Moving Picture Experts Group (MPEG) surround technology compresses multi-channel audio signals into downmix signals and side information. The MPEG surround technology can implement a decoder for the downmix signals and the side information bitstream transmitted from an encoder in either high-quality mode or low-power mode. A high-quality MPEG surround decoder provides high audio quality by using a residual signal and a temporal processing (TP) tool, but it requires a high degree of complexity. On the contrary, a low-power MPEG surround decoder reduces the complexity in such a method as changing computation of a Quadrature Mirror Filter (QMF) into a real number computation. Although the audio quality is somewhat degraded, the low-power MPEG surround decoder is appropriate for terminals consuming low power such as mobile phones.
An MPEG surround decoder restores downmix signals compressed with a general mono/stereo audio encoder, e.g., an Advanced Audio Coded (AAC) encoder or a High-Efficiency Advanced Audio Coding (HE-AAC) encoder, into multi-channel audio signals by using side information bitstream. Since the side information bitstream used herein is provided for each frequency band, the downmix signals should be converted to frequency bands using a hybrid filter bank, which consists of a QMF bank and a Nyquist filter bank. This conversion causes a delay. When the downmix signals are acquired after QMF processing of the HE-AAC decoder, as in the MPEG surround decoder, signals of the QMF domain can be directly extracted and applied to the MPEG surround decoder to thereby prevent delay caused by filtering.

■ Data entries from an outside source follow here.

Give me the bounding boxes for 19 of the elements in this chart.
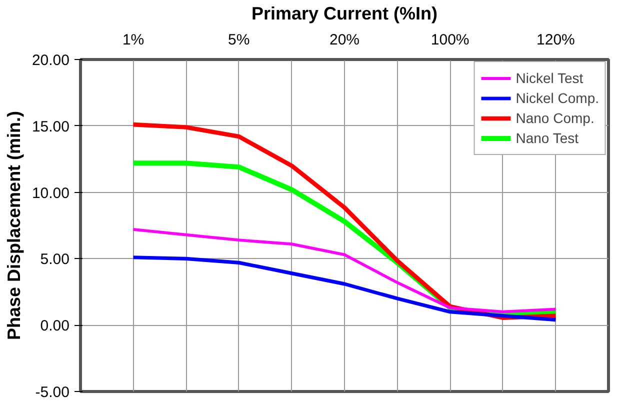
x-axis-title: Primary Current (%In) [251,4,438,24]
x-tick-label: 120% [536,32,575,48]
x-tick-label: 100% [430,32,470,48]
y-tick-label: 20.00 [32,52,70,69]
y-tick-label: 0.00 [40,318,70,335]
line-series [132,256,558,322]
y-tick-label: 5.00 [40,251,70,268]
legend-label: Nano Comp. [516,110,594,126]
x-tick-label: 5% [228,32,250,48]
y-tick-label: -5.00 [35,384,70,401]
legend-label: Nickel Comp. [516,90,599,106]
y-tick-label: 15.00 [32,118,70,136]
legend-label: Nickel Test [516,70,584,86]
line-series [132,228,558,314]
x-tick-label: 20% [329,32,360,48]
y-tick-label: 10.00 [32,184,70,202]
x-tick-label: 1% [122,32,144,48]
legend-label: Nano Test [516,130,579,146]
y-axis-title: Phase Displacement (min.) [4,110,24,340]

The high-quality MPEG surround decoder can use not only the downmix signals of the time domain but also the downmix signals of the QMF domain that are acquired from the HE-AAC decoding process, as shown in FIG. 1. When the downmix signals of the time domain are used, a delay corresponding to 704 samples occurs in the process of executing a QMF analysis filter bank 101 and a Nyquist analysis filter bank 102. Also, a delay corresponding to 0 sample occurs in a Nyquist synthesis filter bank 201 and a delay corresponding to 257 samples occurs in the QMF synthesis filter bank 202 in the synthesis process of multi-channel audio signals shown in FIG. 2. In total, a delay corresponding to 961 samples occurs. When downmix signals encoded with an HE-AAC encoder are used, signals of the QMF domain that can be acquired from the HE-AAC decoding process can be directly used because the QMF of the high-quality MPEG surround decoder and the QMF of the HE-AAC decoder are identical. Also, since look-ahead signals corresponding to 384 samples needed for Nyquist banks is already available in a Spectral Band Replication (SBR) tool of the HE-AAC decoder, there is an advantage that no delay occurs in the filtering process.

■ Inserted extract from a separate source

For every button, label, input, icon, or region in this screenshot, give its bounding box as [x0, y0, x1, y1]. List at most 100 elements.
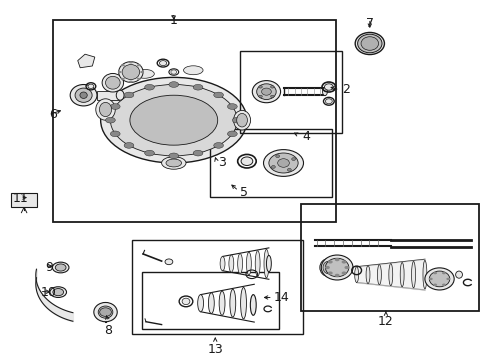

However, when the downmix signals encoded with the HE-AAC encoder are applied to the MPEG surround decoder in the time domain, spatial parameters extracted from MPEG surround side information signals are delayed by 961 samples, including the delay corresponding to 257 samples occurring in the QMF synthesis process of the HE-AAC decoder and the delay corresponding to 704 samples occurring in the QMF filtering and the Nyquist filtering processes of the high-quality MPEG surround decoder. Thus, the downmix signals are synchronized between the HE-AAC decoder and the high-quality MPEG surround decoder to thereby be restored to desired multi-channel signals.
References, “ISO/IEC JTC1/SC29/WG11 N8177, Study on Text of ISO/IEC FCD 23003-1, MPEG Surround”, “Audio Engineering Society Convention Paper presented at the 115th Convention, Oct. 10 through 13, 2003, New York”, and “Audio Engineering Society Convention Paper presented at the 119th Convention, Oct. 7 through 10, 2005, New York” are incorporated herein.